FT-IR spectroscopic study of the catalysts were conducted by using Agilent Technology, USA make spectrophotometer. Dried catalyst was mixed with KBr of spectroscopic grade to prepare thin pellet which were then subjected to several scans before recording the fine spectra. The catalyst was thoroughly characterized during its preparation phase as well as after the reaction.

3.6.2. Surface Area Analysis

Measurement of surface area and porosity of the catalyst was carried out by N₂ gas adsorption-desorption technique on ASAP Micromeritics 2010 instrument, USA. Catalysts samples pre-treated under high vacuum for 4 h at 300 °C were subjected to BET surface area measurement at 77 K. N₂ adsorption-desorption isotherms of fresh and spent catalysts were deduced by using the conventional BET and BJH (Barrett, Joyner and Halenda) methods.

3.6.3. Inductively Coupled Plasma Mass Spectroscopy (ICP-MS)

ICPMS study of the catalyst was carried using model Nexlon 300D, PerkinElmer, USA, to confirm the metal composition of the catalyst and to ensure that no leaching of the metal from catalyst into the reaction mass was observed.

3.6.4. Scanning Electron Microscopy (SEM)

SEM images of the catalyst surface were captured using (SU 30 microscope, JEOL, Tokyo, Japan) instrument.
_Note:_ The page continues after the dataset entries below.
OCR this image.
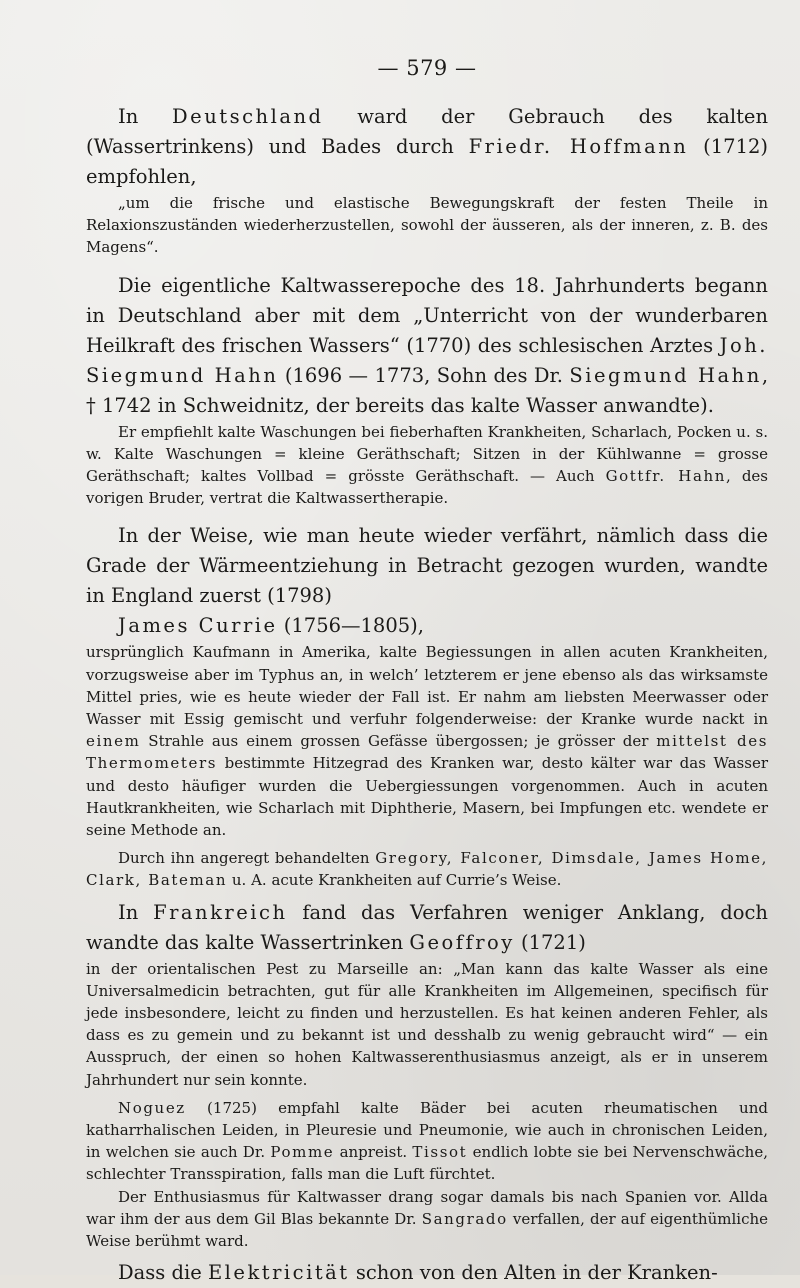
— 579 —

In Deutschland ward der Gebrauch des kalten (Wassertrinkens) und Bades durch Friedr. Hoffmann (1712) empfohlen,

„um die frische und elastische Bewegungskraft der festen Theile in Relaxionszuständen wiederherzustellen, sowohl der äusseren, als der inneren, z. B. des Magens“.

Die eigentliche Kaltwasserepoche des 18. Jahrhunderts begann in Deutschland aber mit dem „Unterricht von der wunderbaren Heilkraft des frischen Wassers“ (1770) des schlesischen Arztes Joh. Siegmund Hahn (1696 — 1773, Sohn des Dr. Siegmund Hahn, † 1742 in Schweidnitz, der bereits das kalte Wasser anwandte).

Er empfiehlt kalte Waschungen bei fieberhaften Krankheiten, Scharlach, Pocken u. s. w. Kalte Waschungen = kleine Geräthschaft; Sitzen in der Kühlwanne = grosse Geräthschaft; kaltes Vollbad = grösste Geräthschaft. — Auch Gottfr. Hahn, des vorigen Bruder, vertrat die Kaltwassertherapie.

In der Weise, wie man heute wieder verfährt, nämlich dass die Grade der Wärmeentziehung in Betracht gezogen wurden, wandte in England zuerst (1798)

James Currie (1756—1805),

ursprünglich Kaufmann in Amerika, kalte Begiessungen in allen acuten Krankheiten, vorzugsweise aber im Typhus an, in welch’ letzterem er jene ebenso als das wirksamste Mittel pries, wie es heute wieder der Fall ist. Er nahm am liebsten Meerwasser oder Wasser mit Essig gemischt und verfuhr folgenderweise: der Kranke wurde nackt in einem Strahle aus einem grossen Gefässe übergossen; je grösser der mittelst des Thermometers bestimmte Hitzegrad des Kranken war, desto kälter war das Wasser und desto häufiger wurden die Uebergiessungen vorgenommen. Auch in acuten Hautkrankheiten, wie Scharlach mit Diphtherie, Masern, bei Impfungen etc. wendete er seine Methode an.

Durch ihn angeregt behandelten Gregory, Falconer, Dimsdale, James Home, Clark, Bateman u. A. acute Krankheiten auf Currie’s Weise.

In Frankreich fand das Verfahren weniger Anklang, doch wandte das kalte Wassertrinken Geoffroy (1721)

in der orientalischen Pest zu Marseille an: „Man kann das kalte Wasser als eine Universalmedicin betrachten, gut für alle Krankheiten im Allgemeinen, specifisch für jede insbesondere, leicht zu finden und herzustellen. Es hat keinen anderen Fehler, als dass es zu gemein und zu bekannt ist und desshalb zu wenig gebraucht wird“ — ein Ausspruch, der einen so hohen Kaltwasserenthusiasmus anzeigt, als er in unserem Jahrhundert nur sein konnte.

Noguez (1725) empfahl kalte Bäder bei acuten rheumatischen und katharrhalischen Leiden, in Pleuresie und Pneumonie, wie auch in chronischen Leiden, in welchen sie auch Dr. Pomme anpreist. Tissot endlich lobte sie bei Nervenschwäche, schlechter Transspiration, falls man die Luft fürchtet.

Der Enthusiasmus für Kaltwasser drang sogar damals bis nach Spanien vor. Allda war ihm der aus dem Gil Blas bekannte Dr. Sangrado verfallen, der auf eigenthümliche Weise berühmt ward.

Dass die Elektricität schon von den Alten in der Kranken-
Dried catalyst sample was mounted on studs and sputter coated with a thinner film of platinum to make the catalyst surface conducting.

3.6.5. X-ray Diffraction Study (XRD)

Bruker AXS powder diffractometer D8 with Cu-Kα (1.54 Å) radiation was used to generate XRD patterns to study textural patterns and crystallinity of the catalyst.

4. Conclusions

Glycerol benzylation with benzyl alcohol was studied using different catalysts. among which 20% w/w Cs-DTP/K-10 was the best solid acid catalyst in solvent-free condition with more than 70% selectivity towards MBGE. MBGE and DBGE are valuable chemicals derived from glycerol and find application as important pharmaceutical intermediates. The effect of reaction parameters on the rate of reaction was studied. Reaction mechanism was discussed; an overall second order rate equation was deduced and validated with 18.84 kcal/mol as apparent energy of activation. The described reaction is one of the methods to produce valuable chemicals from glycerol. Thorough characterization of the catalyst was carried out to establish that the catalyst is robust and recyclable. It is a green process.